YSU will work with AGB Search to tentatively narrow down possible choices to the finalists in May and will name a new president by June 30.
The university’s academic senate adjured the board to include a graduate student, undergraduate student, and a faculty representative from every college across campus.
Sudershan Garg, chair of the Board, said this decision to only include trustees in the committee was made to assure an efficient and economical search within this limited time frame.gt
“Due the financial difficulties facing the university, the board will be very prudent and spend only what is really necessary. The board has received a lot of interest from various [members] of YSU and the community at larger to serve on the subcommittee,” Garg said. “In interest of time, expediency and money, the board has decided that only the board members will serve on the subcommittee. I can assure everyone the process will be clean and honest, as it has been in the past.”
The goal of the search committee is to review the applicants found and narrowed down by AGB Search and pick a short list of finalists.
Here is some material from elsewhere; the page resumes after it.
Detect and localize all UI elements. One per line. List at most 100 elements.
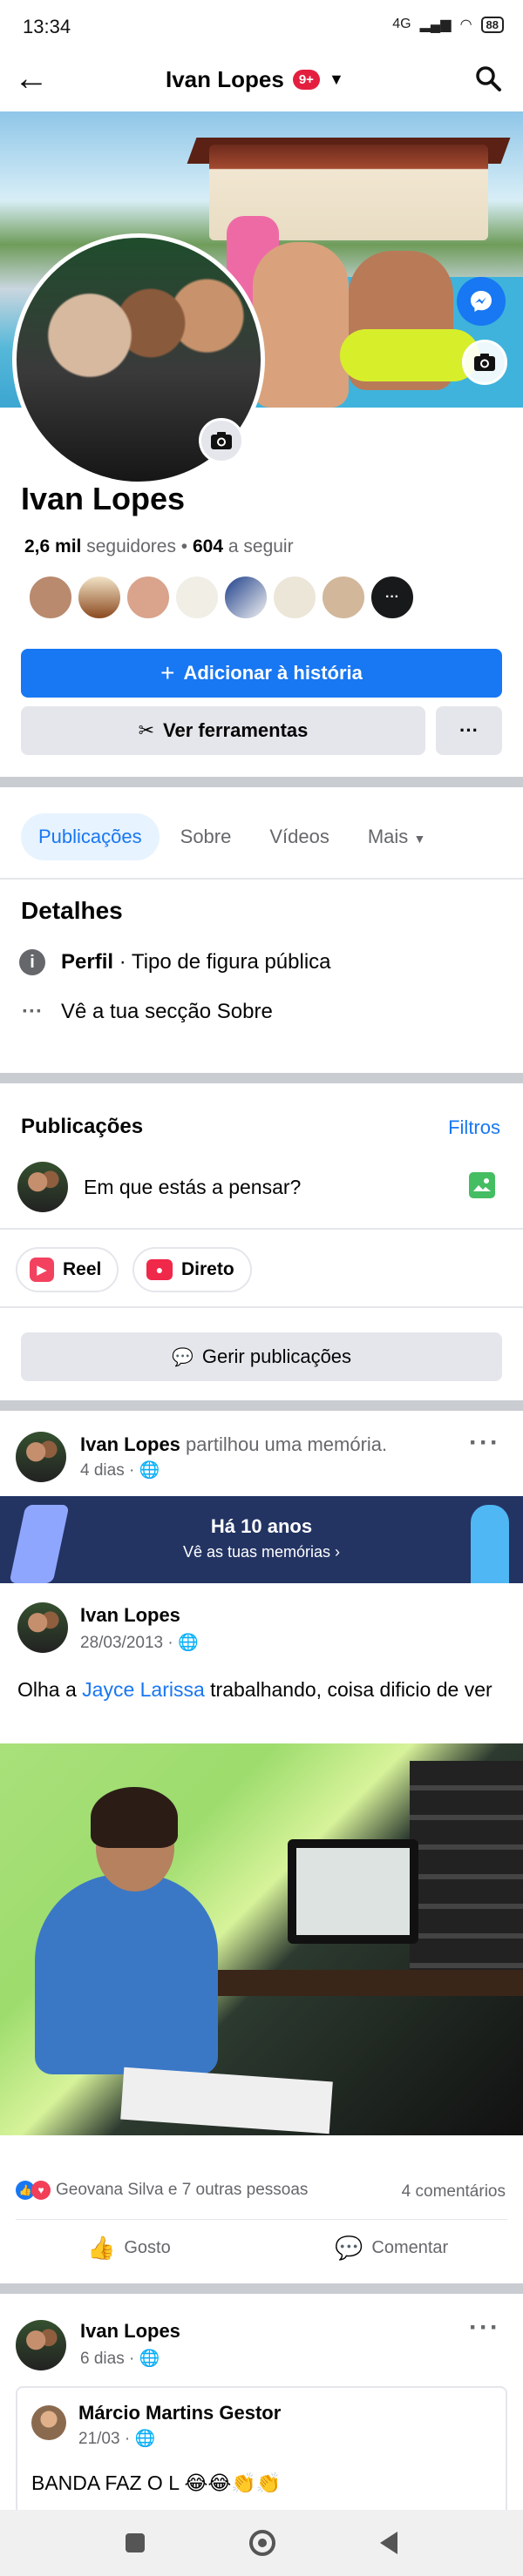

The size of the committee contrasts sharply with the past two search committees, but Garg said it is still larger than at other universities.
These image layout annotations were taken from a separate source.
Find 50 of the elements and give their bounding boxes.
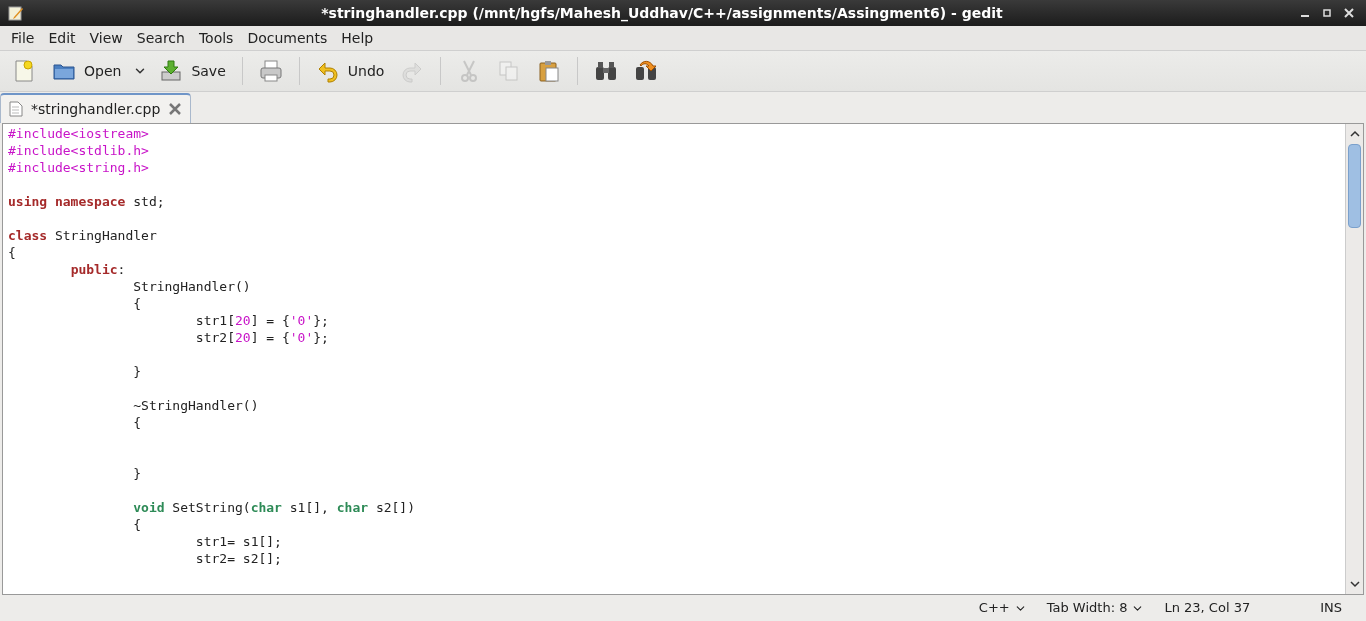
code-line: { [8,244,16,261]
clipboard-icon [537,59,562,83]
open-button[interactable]: Open [44,53,130,89]
menu-item[interactable]: Search [129,27,192,49]
new-document-icon [12,59,36,83]
save-button[interactable]: Save [151,53,234,89]
code-line: str2= s2[]; [194,550,282,567]
menu-item[interactable]: Edit [41,27,83,49]
notepad-pencil-icon [8,5,24,21]
scroll-down-icon[interactable] [1348,578,1361,590]
binoculars-arrow-icon [634,59,659,83]
code-line: { [132,295,142,312]
code-line: #include<iostream> [8,125,149,142]
tab-label: *stringhandler.cpp [31,99,161,119]
menu-item[interactable]: Tools [191,27,241,49]
code-line: } [132,363,142,380]
menu-item[interactable]: File [4,27,42,49]
code-line: str1= s1[]; [194,533,282,550]
printer-icon [258,59,283,83]
undo-button[interactable]: Undo [307,53,393,89]
document-tab[interactable]: *stringhandler.cpp [0,93,192,123]
code-line: ~StringHandler() [132,397,259,414]
language-selector[interactable]: C++ [978,598,1027,618]
insert-mode: INS [1320,599,1342,618]
code-line: void SetString(char s1[], char s2[]) [132,499,416,516]
scrollbar-thumb[interactable] [1348,144,1361,228]
code-line: str2[20] = {'0'}; [194,329,329,346]
close-tab-icon[interactable] [168,102,183,116]
code-line: str1[20] = {'0'}; [194,312,329,329]
cursor-position: Ln 23, Col 37 [1164,599,1251,618]
window-title: *stringhandler.cpp (/mnt/hgfs/Mahesh_Uddhav/C++/assignments/Assingment6) - gedit [321,5,1003,21]
maximize-icon[interactable] [1322,8,1332,18]
vertical-scrollbar[interactable] [1345,124,1363,594]
code-line: StringHandler() [132,278,251,295]
save-icon [159,59,184,83]
code-line: #include<stdlib.h> [8,142,149,159]
menu-item[interactable]: View [82,27,130,49]
code-line: public: [69,261,126,278]
code-line: class StringHandler [8,227,157,244]
menu-item[interactable]: Help [334,27,381,49]
menu-item[interactable]: Documents [240,27,335,49]
document-icon [9,101,23,117]
close-icon[interactable] [1344,8,1354,18]
binoculars-icon [594,59,619,83]
tab-width-selector[interactable]: Tab Width: 8 [1046,598,1145,618]
code-line: using namespace std; [8,193,165,210]
code-line: { [132,516,142,533]
code-line: #include<string.h> [8,159,149,176]
code-line: } [132,465,142,482]
code-line: { [132,414,142,431]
“In 2009 and 2010, I think we were about 24 members on the search committee, and last year we were 18 members on the search committee,” Garg said. “Search committees in some universities are only made up of three or four members of the board. This is what they did at [Southern Illinois University], where Dr. Randy Dunn was selected. They selected him and then presented to the full board, but we don’t want to have that small of a committee.”
With President Randy Dunn leaving on March 21 and Ikram Khawaja, the provost, to serve as interim president, the smaller search committees aims to cut the financial blow of another search.
“Last year, if you exclude the expense made to the search firm — it was $65,000 —, we probably spent close to $60,000 on top. Hopefully, since the committee is small, we may not spend more than $45,000 to $50,000 this year. At the same time, I do want to add, since Dr. Dunn is leaving on 21st of March, we are going to save close to $175,000 to $190,000.”
Melissa Wasser, student trustee on the Board, said students and faculty will still be able to voice their opinions during the two day site visit, where candidates come to YSU to meet with important individuals and hold public receptions.
“The finalists are going to be able to come in and talk to each one of these groups that represents campus organizations and groups, and some faculties and students, and they are going to be able to ask them questions on the spot and see how they respond and react,” Wasser said.
Eric Shehadi, a student trustee, said students will have a voice through himself and Wasser, and he is working on reaching out to students for their opinions on a new president.
“I am going to try to talk to as many students as possible. … At earlier stages, my job will be to get out and listen to what the students want. I have already started doing that. I sit somewhere for lunch with someone and say, ‘What do you think about Tressel?’” he said.
Shehadi said that in the later stages, once finalists are chosen and come to campus, his job will then be to “motivate as many students as possible.”